Showtime! Let’s copy some data from the guest to another host over RDMA. We use a separate physical host with RDMA enabled as the target to avoid any VM to VM magic that might bypass a vSwitch. The result in the screenshot below is RDMA to/from a virtual machine. We are copying data (large ISO files) from within the virtual machine to a physical host over RDMA. The behavior is like what you expect RoCE RDMA traffic to look like. No IO to be seen in task manager but clearly RDMA / SMB Direct traffic in PerMon of the virtual machine.
On the physical machine, the RDMA traffic can also be visualized with the Mellanox performance counters. These counters don’t work in the VM, but this is all very early days, not supported, experimenting in the lab. But hey, this is sweet! I do have use cases for this. Some industrial apps that dump vast amounts of metrics to file shares can leverage this for example. Also for moving data around in GIS or Aerospace engineering environments, this can be very useful. Remember that this isn’t just about speed & low latency but also CPU offloading. Not hammering the CPU’s to serve network traffic leaves more resources for the actual payloads in the VMs.
Conclusion and observations
It’s geeky cool to see RDMA traffic flow in and out of a virtual machine. It offers a glimpse at what will be possible in the future and at how some things are probably being handled for Azure workloads. The push for ever more affordable performance and throughput is still moving forward. I have several workloads and use cases where this capability interests me in order to virtualize even more workloads than ever before.

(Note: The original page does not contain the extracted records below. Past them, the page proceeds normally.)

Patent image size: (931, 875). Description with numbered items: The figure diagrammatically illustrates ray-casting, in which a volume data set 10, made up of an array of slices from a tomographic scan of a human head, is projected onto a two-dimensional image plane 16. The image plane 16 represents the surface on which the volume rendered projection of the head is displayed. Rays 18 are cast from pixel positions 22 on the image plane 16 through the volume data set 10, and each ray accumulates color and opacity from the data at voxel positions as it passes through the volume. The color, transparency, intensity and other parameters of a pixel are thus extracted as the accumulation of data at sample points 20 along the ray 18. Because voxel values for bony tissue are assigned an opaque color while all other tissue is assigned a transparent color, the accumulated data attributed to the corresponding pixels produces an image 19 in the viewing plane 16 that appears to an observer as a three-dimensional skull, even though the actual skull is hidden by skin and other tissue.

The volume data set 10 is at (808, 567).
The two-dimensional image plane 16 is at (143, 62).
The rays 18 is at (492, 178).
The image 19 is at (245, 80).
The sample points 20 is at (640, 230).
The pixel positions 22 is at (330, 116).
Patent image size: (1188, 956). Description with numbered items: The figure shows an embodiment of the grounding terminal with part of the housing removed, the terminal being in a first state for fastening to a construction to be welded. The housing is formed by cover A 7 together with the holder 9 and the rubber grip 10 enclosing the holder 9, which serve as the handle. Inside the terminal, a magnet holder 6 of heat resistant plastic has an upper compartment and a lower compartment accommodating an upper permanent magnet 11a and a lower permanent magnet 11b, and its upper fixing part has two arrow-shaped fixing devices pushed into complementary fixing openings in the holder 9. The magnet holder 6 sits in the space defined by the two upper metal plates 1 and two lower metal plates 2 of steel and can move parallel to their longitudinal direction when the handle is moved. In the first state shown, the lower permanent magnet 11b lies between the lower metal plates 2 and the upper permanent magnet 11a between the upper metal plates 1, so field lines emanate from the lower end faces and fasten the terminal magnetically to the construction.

As we already stated above this is today only an experiment and not supported at all. But you get a glimpse of the future here.
The whole DCB configuration inside of the guest and NetAdapterQoS support in the guest is still something to figure out, as it’s not there for now it seems. One of the main issues that will have to be resolved when (if) all the SMB Direct traffic is tagged with the same priority for FPC/ETS. When we start mixing parent partition (management OS) and guest RDMA/SMB Direct traffic over the pNICs this will lead to potentially even more competition and congestion issues due to ever more workloads leveraging SMB 3 over the same traffic class. The question is whether more traffic classes will be allowed in the future, noting that the number of lossless queues is limited to 2 or 3. The future will show how things evolve both for RDMA, DCB and SMB Direct. Sure, 25/50/100 Gbps networking is here and will help mitigate these issues by the virtue of raw bandwidth in some cases. Designs with these use cases in mind will also help. For now, we’ve just taken a look at some early capabilities that are not supported yet and have lots of questions on top of great prospects. The next steps will be to experiment with the public previews of RS3 (Windows Server Insider Preview Builds).